Searching for the closest point to another will take... *drum roll* still O(n).
But in practice it will be much faster. It is O(n) because all the units could be in the same square, but if your squares are small enough, and units can't overlap, then you probably won't have more than 5 or 10 in a given square at a time, which would be O(1).

Oh, one problem. This doesn't work perfectly. Say you're looking for the closest point to 0,0. Each square in your matrix covers two units, from -1,-1 to 1,1. If there is a point at
.9,.9 this algorithm will say it is closer than one at 1.01, 0 which it is not.

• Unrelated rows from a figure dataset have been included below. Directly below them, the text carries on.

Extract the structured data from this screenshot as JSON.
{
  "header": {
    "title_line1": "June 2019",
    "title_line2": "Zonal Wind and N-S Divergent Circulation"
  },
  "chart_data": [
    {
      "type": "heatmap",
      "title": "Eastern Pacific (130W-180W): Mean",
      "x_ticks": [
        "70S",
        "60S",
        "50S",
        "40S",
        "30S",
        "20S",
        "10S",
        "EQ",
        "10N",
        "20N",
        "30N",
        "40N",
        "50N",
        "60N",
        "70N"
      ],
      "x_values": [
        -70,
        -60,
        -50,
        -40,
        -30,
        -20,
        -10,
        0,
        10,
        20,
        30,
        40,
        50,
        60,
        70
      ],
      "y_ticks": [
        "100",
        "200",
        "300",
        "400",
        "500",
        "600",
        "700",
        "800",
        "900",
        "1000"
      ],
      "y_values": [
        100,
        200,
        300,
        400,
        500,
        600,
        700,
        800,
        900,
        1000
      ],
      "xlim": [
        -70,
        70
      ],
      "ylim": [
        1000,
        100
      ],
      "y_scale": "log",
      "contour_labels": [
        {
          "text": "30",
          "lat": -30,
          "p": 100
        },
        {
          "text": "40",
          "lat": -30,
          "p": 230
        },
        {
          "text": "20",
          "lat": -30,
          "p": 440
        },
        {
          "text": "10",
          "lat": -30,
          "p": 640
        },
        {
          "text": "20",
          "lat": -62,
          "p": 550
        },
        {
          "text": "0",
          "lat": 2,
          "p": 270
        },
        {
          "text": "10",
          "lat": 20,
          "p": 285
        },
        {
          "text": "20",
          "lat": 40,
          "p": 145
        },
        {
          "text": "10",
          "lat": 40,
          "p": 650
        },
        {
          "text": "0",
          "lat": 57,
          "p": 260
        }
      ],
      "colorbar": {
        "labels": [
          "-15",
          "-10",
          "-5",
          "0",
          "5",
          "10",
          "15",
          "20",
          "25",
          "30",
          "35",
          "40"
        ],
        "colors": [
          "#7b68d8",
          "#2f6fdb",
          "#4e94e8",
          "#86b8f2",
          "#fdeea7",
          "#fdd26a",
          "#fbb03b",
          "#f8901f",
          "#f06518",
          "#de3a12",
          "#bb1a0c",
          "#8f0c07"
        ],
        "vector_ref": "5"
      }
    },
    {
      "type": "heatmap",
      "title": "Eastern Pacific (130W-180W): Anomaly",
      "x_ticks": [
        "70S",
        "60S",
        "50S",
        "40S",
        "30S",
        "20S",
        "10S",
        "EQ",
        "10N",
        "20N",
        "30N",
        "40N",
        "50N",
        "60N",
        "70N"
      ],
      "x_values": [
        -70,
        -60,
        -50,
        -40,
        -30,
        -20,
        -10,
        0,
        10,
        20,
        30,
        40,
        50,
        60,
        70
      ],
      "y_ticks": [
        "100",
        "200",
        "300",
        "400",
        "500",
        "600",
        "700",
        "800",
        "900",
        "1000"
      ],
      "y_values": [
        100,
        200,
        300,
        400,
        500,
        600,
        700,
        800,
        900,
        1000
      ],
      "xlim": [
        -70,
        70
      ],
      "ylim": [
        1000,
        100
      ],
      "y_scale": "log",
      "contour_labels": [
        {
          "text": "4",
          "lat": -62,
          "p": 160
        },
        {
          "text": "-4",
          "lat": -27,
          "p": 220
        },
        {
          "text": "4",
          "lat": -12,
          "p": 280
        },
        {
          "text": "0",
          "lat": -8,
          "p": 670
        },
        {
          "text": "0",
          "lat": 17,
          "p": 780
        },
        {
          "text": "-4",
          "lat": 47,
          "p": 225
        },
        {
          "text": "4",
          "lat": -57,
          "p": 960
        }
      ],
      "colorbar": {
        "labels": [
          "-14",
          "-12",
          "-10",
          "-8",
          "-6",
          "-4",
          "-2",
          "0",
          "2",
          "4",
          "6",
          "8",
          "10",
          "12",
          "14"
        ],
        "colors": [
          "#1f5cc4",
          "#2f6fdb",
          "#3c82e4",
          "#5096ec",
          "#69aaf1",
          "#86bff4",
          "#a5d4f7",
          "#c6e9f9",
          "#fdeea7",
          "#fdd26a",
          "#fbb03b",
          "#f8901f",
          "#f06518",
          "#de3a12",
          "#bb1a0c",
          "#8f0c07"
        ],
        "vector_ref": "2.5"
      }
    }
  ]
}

This can be avoided by searching one level past the one on which you find the first unit. But again, that still would not be perfect, it would just be wrong less often. I'm fairly certian this is the way StarCraft did it. You can watch the area you can view increase in small squares, not really in a circle.

Oh, and if I misunderstood the problem, and the points aren't going to be moving much at all, you can find the shortest path between *all* pairs of nodes in O(n) using some fancy but simple algorithm I forgot but have in my notes, and then look up the closest node in O(1) every time. But the moment any point moves you have to redo the O(n) part.

e-mail me with any questions - pst5@case.edu

 

[Peter]

The obvious optimizations I see are (A) to ditch the sqrt (not needed), and (B) to check whether (X^2) is already greater than current best before calculating (Y^2).

 

[Shalmanese]

Quadtrees would be one solution. Say you have a 100x100 area. You create a root cell that is sized 100x100. That root cell contains pointers to 4 child cells which are all 50x50 in size. Each child cell contains 4 child cells themselves and so on until you reach leaf cells which are, say, 0.1x0.1 units in size and contain the actual points. Cells are created on-demand, that is, unless there is a point inside that cell, it is not initialised. So to find the nearest point, you just traverse up the tree until you find a cell with more than 1 child. Most of the time, this will be the NN. To be completely certain, you have to do some more math to check whether you are on the edge of the cell and you might have to traverse another level. Depending on the density of the points and the size of the root cell, it should be fairly close to amortised O(1) or so to query, O(n log n) to insert as every point takes O(log n) to insert.

But seeing as your asking for multiple querys on a static data set, what's wrong with voroni diagrams? You get O(1) query at the expense of an expensive setup.